Selon les autorités, les trois sociétés minières – Comini, Afrior et Ecomine – n’auraient pas rempli leurs engagements, notamment le paiement des impôts, la remise de rapports techniques et financiers annuels, ainsi que le respect des normes environnementales. Ces concessions avaient été attribuées entre 2017 et 2020 et sont désormais annulées. Le gouvernement nigérien a également rejeté la demande de prolongation de la licence d’exploration et de forage de Savannah Energy dans le sud-est du pays. La société britannique, active sur quatre blocs pétroliers représentant près de la moitié du bassin d’Agadem Rift, est accusée de ne pas avoir respecté le contrat de partage de production. Savannah Energy affirme pourtant avoir réalisé récemment une découverte significative de pétrole dans la région.

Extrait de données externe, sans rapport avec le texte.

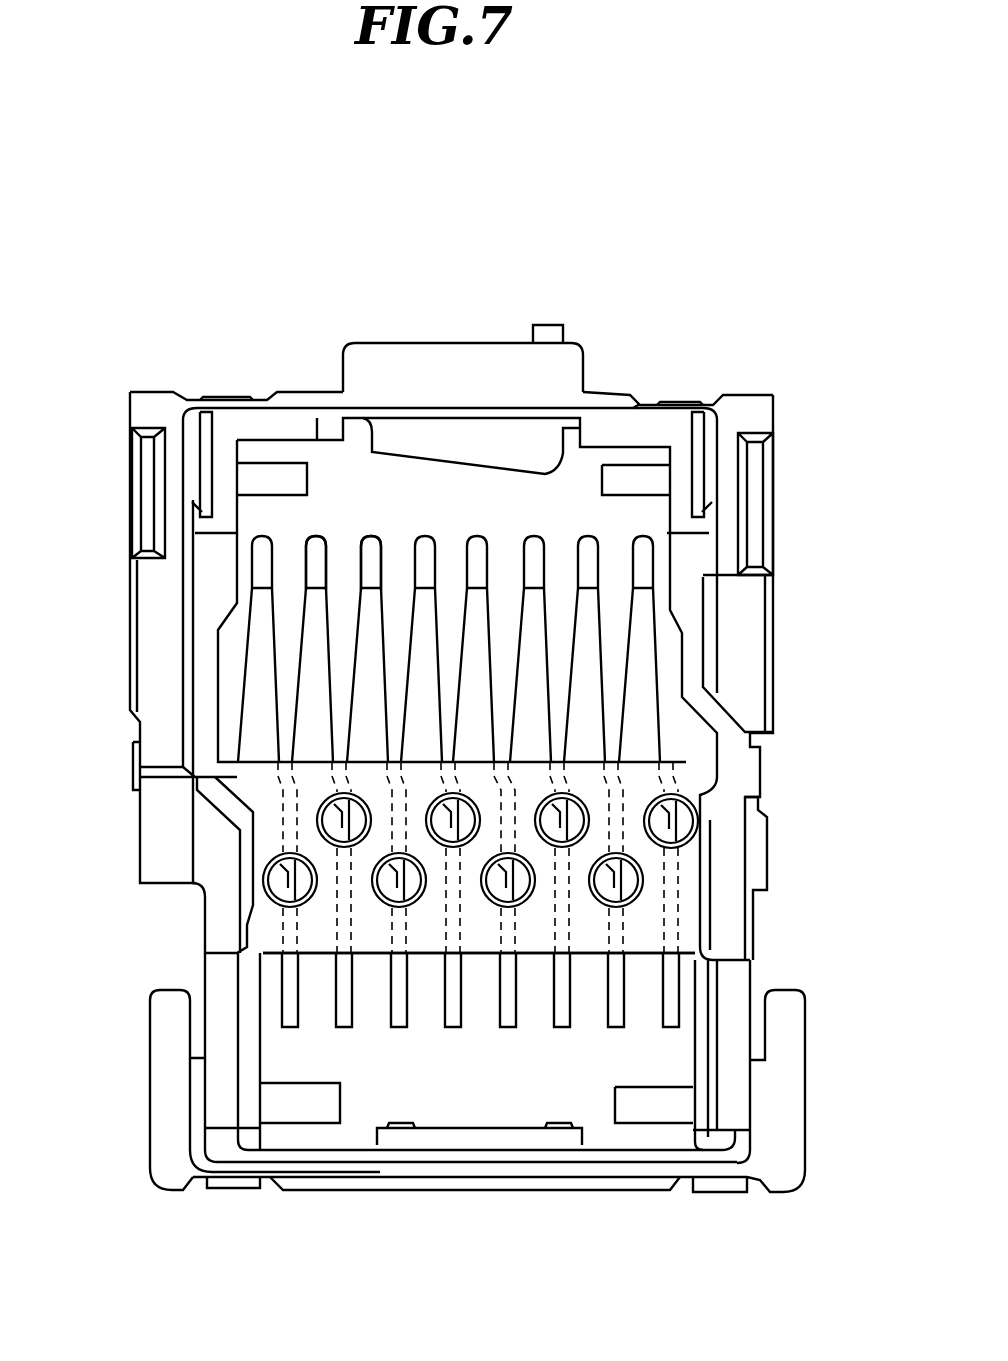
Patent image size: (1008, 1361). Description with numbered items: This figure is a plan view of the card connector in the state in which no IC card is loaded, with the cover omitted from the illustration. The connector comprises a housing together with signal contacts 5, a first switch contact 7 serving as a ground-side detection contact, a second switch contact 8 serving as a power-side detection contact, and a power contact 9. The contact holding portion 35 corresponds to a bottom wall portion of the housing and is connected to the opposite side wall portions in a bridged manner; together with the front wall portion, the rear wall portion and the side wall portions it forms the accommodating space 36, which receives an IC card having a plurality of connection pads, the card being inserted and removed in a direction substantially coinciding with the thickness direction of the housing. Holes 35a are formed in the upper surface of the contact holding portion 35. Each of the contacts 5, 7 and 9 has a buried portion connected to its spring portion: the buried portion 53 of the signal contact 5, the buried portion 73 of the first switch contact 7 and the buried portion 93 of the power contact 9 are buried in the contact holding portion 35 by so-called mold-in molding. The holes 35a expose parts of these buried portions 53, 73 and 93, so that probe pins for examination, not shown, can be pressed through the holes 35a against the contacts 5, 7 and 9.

The signal contacts 5 is at (263, 520).
The first switch contact 7 is at (350, 540).
The second switch contact 8 is at (451, 417).
The power contact 9 is at (490, 517).
The accommodating space 36 is at (437, 500).
The contact holding portion 35 is at (480, 930).
The holes 35a is at (340, 813).
The buried portion 53 is at (293, 905).
The buried portion 73 is at (398, 905).
The buried portion 93 is at (500, 878).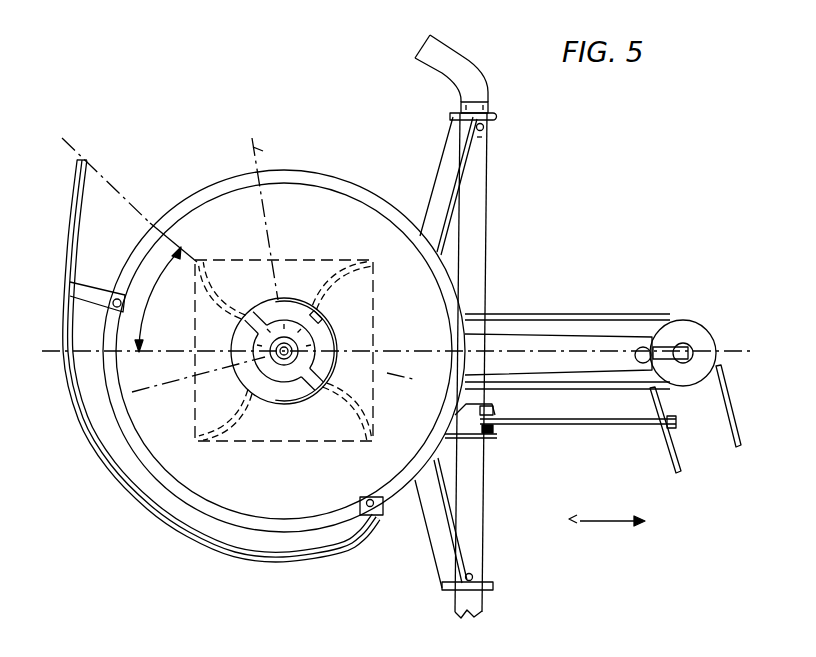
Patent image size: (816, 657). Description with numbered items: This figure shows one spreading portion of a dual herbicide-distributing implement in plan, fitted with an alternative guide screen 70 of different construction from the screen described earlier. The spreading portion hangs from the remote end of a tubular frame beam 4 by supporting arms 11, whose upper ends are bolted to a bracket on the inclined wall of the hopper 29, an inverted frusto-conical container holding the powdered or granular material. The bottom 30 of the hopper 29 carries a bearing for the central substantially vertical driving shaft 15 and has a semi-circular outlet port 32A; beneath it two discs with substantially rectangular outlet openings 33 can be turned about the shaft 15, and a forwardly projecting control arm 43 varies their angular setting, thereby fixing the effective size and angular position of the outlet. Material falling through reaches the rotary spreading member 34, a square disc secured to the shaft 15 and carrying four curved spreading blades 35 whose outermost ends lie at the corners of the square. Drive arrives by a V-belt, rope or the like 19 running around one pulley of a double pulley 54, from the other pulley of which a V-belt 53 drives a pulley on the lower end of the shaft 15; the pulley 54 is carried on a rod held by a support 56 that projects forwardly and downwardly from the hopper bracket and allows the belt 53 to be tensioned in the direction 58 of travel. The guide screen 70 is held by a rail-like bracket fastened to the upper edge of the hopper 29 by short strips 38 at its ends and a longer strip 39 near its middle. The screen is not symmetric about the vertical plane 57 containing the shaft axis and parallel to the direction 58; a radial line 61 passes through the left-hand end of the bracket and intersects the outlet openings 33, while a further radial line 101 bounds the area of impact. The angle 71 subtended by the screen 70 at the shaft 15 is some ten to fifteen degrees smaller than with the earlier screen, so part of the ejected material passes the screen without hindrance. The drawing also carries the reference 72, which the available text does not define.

The frame beam 4 is at (485, 607).
The supporting arms 11 is at (449, 120).
The driving shaft 15 is at (290, 362).
The V-belt, rope or the like 19 is at (681, 464).
The hopper 29 is at (231, 196).
The bottom of the hopper 30 is at (284, 404).
The semi-circular outlet port 32A is at (336, 346).
The outlet openings 33 is at (322, 317).
The rotary spreading member 34 is at (320, 442).
The curved spreading blades 35 is at (213, 442).
The short strips 38 is at (380, 506).
The longer strip 39 is at (98, 292).
The control arm 43 is at (592, 428).
The V-belt, rope or the like 53 is at (656, 320).
The double pulley 54 is at (696, 330).
The support 56 is at (592, 340).
The vertical plane 57 is at (523, 351).
The direction 58 is at (607, 516).
The radial line 61 is at (440, 105).
The guide screen 70 is at (190, 537).
The angle 71 is at (145, 314).
The reference line 72 is at (269, 218).
The radial line 101 is at (178, 386).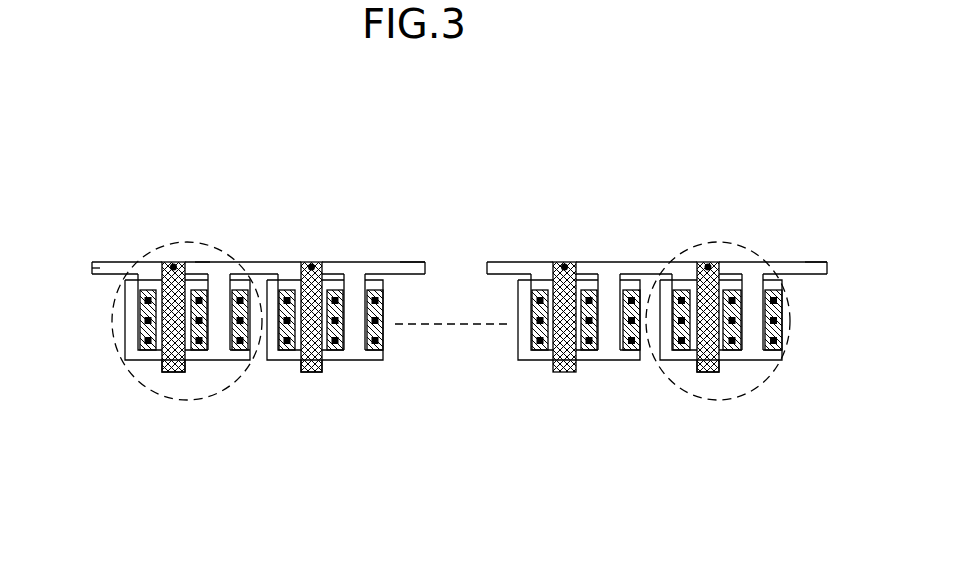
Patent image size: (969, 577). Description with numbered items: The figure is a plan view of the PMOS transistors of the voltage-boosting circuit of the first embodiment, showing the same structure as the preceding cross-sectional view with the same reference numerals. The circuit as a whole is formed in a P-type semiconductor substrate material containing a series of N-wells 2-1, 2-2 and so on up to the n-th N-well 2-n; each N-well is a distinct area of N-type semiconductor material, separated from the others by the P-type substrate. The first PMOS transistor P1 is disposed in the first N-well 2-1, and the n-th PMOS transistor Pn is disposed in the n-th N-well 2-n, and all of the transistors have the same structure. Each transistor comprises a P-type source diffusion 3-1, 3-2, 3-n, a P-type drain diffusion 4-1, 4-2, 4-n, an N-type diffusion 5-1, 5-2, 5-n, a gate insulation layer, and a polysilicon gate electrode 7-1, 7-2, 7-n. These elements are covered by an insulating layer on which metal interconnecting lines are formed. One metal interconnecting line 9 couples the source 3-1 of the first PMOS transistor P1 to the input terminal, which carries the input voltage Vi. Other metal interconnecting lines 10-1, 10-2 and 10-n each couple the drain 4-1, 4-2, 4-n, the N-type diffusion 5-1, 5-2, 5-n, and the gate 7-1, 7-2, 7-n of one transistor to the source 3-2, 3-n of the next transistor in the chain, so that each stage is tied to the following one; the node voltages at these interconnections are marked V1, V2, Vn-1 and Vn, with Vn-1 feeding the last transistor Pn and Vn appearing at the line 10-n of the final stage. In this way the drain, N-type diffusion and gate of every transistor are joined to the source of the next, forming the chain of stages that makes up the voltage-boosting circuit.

Producteur d’uranium, d’or et de pétrole, le Niger est dirigé depuis le coup d’État de 2023 par un gouvernement militaire qui a réaffirmé sa souveraineté sur les ressources naturelles. La junte a déjà nationalisé en 2025 la seule mine d’or industrielle du pays, Samira, consolidant ainsi son contrôle sur l’exploitation des métaux précieux.
Ces mesures reflètent la volonté des autorités de superviser plus étroitement les investissements étrangers dans les secteurs stratégiques et de maximiser les retombées économiques pour l’État nigérien.